J.M.C: It shows that exposure frequently results in the non-productive infection of target cells, providing a window in which stronger viruses can outcompete weaker viruses, as well as a window in which vaccines or drugs may be able to raise the bar for any virus to be able to establish systemic infection. It also shows that any approach that leads to less fit viruses (such as drugs or immune responses that select for certain escape mutations) will lower overall transmission rates. It also suggests that preventative vaccines or drug therapies have a window of opportunity in which to work, but that a side effect of the increased barrier to entry will be that breakthrough infections that do occur will typically be established by highly fit viruses that may lead to more severe disease.

BSTM: Do the research’s results show that hardly a vaccine would be able to protect against all HIV versions?

J.M.C: It suggests that vaccines should focus on regions of the virus that are highly conserved—that is, where there is very little genetic variation circulating in the population. In our data, viruses that had mutations in these highly conserved regions were least likely to be transmitted, so if we can focus the immune response on these regions, we will block the most common circulating variants and ensure that circulating mutant viruses that are naturally resistant to the vaccine will be less likely to transmit due to their resistance mutations. This approach is already in development by several groups; our data provides important justification for these approaches and further insights into how such vaccines may work.

BSTM: Is there any perspective of more promising results regarding AIDS combat for the next few years? Please, explain.

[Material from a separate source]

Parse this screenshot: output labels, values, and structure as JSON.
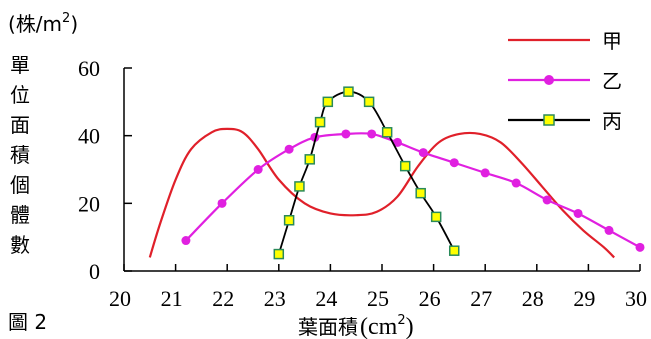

J.M.C: The most important recent result in controlling transmission is the observation that providing drugs to either infected individuals or high risk, uninfected individuals will greatly reduce transmissions. Our work sheds some light on how these approaches work and makes some predictions on possible side effects. Most critical is the importance of follow-up studies to ensure that breakthrough infections among individuals taking preventative drugs do not result in a more clinically severe disease. Our results suggest that such breakthrough viruses will be characterized by higher fitness, but clinical research will be required to determine whether this results in important differences in clinical outcomes.